I turn briefly to the tragic situations in Armenia and the historic Armenian land of Nagorno-Karabakh. It was invaded by Azerbaijan in 2020, and civilians suffered daily military offensives and widespread destruction of civilian targets, including schools, religious sites and the maternity hospital in Stepanakert—I saw the evidence of this. These are war crimes, horribly reminiscent of what is happening in Ukraine. I witnessed a very different Azerbaijan from that described by the noble Lord, Lord Bruce. Azerbaijan has repeatedly failed to keep the peace agreement, which requires the release of all prisoners of war. Many Armenians remain in captivity—Armenia has released all its Azerbaijani prisoners—with evidence of humiliating torture by Azeri captors. For example, I wept with one mother who had received pictures of her son’s dismembered and decapitated body.

There are continuing reports of Azeri military offensives in Armenia itself, against Armenian villages in Syunik province, which I visited just last month. By megaphones and loudspeakers, villagers are ordered to leave their homes, while Azeri forces continue to accumulate military equipment and manpower in the region.

Serious concerns also remain over the fate of hundreds of Armenian Christian monuments and ancient cultural heritage sites, which are now under Azeri control, some of which have already been destroyed during the war or since—another war crime under international law.

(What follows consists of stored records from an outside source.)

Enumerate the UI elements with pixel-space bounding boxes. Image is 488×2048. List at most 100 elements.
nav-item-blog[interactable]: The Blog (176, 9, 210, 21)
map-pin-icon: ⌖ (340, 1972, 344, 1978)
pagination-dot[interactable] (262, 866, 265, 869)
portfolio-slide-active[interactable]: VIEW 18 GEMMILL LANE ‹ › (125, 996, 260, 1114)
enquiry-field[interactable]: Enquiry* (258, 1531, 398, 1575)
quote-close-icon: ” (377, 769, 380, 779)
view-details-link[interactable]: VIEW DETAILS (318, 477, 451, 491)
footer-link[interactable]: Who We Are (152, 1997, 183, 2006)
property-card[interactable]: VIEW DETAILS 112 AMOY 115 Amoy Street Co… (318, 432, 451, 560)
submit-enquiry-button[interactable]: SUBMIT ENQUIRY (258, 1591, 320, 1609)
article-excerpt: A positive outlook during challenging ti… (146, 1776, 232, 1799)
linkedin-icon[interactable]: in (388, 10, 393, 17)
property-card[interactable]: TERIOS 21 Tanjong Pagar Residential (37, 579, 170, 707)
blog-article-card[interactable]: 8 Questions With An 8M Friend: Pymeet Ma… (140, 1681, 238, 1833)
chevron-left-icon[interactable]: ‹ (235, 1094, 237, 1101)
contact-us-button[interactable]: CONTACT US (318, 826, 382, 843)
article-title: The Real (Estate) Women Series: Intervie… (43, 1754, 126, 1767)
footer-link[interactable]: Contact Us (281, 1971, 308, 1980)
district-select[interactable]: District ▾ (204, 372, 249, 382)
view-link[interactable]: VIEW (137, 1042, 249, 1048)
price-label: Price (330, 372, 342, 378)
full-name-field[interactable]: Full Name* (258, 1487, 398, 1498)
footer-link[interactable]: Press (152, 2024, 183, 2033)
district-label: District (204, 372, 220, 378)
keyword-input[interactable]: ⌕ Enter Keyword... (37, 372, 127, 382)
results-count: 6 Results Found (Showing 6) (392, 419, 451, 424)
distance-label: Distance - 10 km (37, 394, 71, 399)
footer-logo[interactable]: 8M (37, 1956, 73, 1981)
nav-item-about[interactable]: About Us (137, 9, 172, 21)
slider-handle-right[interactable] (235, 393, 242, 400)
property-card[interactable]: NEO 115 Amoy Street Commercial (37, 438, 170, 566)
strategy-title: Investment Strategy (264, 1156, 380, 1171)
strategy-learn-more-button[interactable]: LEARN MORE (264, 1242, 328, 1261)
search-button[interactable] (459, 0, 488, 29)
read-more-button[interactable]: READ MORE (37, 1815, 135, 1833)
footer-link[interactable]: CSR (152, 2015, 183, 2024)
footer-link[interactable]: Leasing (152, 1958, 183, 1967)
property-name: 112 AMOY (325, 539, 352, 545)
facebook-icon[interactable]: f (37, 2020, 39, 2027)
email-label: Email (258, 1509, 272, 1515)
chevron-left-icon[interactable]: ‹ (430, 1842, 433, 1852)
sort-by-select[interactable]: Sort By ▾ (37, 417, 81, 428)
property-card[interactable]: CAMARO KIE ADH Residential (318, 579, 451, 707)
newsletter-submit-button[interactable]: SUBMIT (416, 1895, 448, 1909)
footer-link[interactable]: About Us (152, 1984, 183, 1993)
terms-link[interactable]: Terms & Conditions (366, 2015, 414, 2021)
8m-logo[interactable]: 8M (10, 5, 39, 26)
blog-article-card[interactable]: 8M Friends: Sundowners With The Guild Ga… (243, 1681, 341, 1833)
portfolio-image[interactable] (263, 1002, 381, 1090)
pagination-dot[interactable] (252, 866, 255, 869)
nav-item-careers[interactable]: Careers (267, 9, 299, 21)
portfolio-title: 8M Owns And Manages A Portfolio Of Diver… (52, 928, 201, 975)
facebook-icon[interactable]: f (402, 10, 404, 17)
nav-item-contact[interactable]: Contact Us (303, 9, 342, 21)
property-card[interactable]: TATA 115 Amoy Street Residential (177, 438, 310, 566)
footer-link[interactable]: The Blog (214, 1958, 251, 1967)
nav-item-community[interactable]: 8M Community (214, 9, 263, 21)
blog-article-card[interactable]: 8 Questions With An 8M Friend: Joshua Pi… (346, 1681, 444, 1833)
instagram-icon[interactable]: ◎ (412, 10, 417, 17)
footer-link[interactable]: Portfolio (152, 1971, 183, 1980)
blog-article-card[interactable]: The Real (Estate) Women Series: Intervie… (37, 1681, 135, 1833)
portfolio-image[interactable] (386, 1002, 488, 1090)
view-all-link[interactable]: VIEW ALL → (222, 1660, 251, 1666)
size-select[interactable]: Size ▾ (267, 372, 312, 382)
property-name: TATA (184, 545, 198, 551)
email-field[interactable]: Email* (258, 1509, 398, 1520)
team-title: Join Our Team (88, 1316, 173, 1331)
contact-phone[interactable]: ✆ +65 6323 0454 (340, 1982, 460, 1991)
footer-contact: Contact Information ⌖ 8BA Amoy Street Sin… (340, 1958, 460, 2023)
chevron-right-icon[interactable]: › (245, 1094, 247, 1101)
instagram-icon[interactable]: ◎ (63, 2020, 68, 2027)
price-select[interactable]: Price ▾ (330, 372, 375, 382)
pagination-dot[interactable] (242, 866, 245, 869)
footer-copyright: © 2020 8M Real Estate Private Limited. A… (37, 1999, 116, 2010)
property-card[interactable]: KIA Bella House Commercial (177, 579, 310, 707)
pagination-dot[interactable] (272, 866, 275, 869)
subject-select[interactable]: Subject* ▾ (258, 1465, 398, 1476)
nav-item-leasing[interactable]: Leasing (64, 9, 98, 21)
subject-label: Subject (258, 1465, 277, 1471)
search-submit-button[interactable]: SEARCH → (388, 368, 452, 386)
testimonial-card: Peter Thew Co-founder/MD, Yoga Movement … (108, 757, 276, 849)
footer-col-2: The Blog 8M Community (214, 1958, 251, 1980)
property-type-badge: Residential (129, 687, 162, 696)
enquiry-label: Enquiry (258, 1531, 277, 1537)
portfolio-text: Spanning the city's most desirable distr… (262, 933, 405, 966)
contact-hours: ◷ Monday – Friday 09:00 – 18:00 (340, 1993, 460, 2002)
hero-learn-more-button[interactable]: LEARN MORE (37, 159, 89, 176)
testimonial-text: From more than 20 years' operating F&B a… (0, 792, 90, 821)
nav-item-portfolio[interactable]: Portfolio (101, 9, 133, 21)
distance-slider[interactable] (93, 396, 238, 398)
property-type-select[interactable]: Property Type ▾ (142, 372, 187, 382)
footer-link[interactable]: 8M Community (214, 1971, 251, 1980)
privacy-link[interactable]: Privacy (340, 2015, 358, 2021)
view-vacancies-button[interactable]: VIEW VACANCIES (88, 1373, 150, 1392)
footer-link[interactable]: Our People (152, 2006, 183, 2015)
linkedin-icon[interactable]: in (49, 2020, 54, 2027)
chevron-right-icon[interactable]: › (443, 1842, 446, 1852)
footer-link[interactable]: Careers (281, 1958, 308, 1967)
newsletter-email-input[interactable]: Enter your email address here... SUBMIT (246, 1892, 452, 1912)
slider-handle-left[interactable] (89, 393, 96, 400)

In Baku there is a gruesome, grotesque victory park where they have a corridor of the helmets of scores of Armenian soldiers, and there are also grotesque mannequins of Armenian soldiers.

The United Kingdom’s consistent failure to call Azerbaijan to account could be seen as complicity. There must be no impunity for the most serious international crimes. Perpetrators of atrocities must be held to account. I hope very much that the Government will no longer turn what seems to be a deaf ear to the suffering of the Armenian people in Nagorno-Karabakh and Armenia itself, and of the people of Nigeria.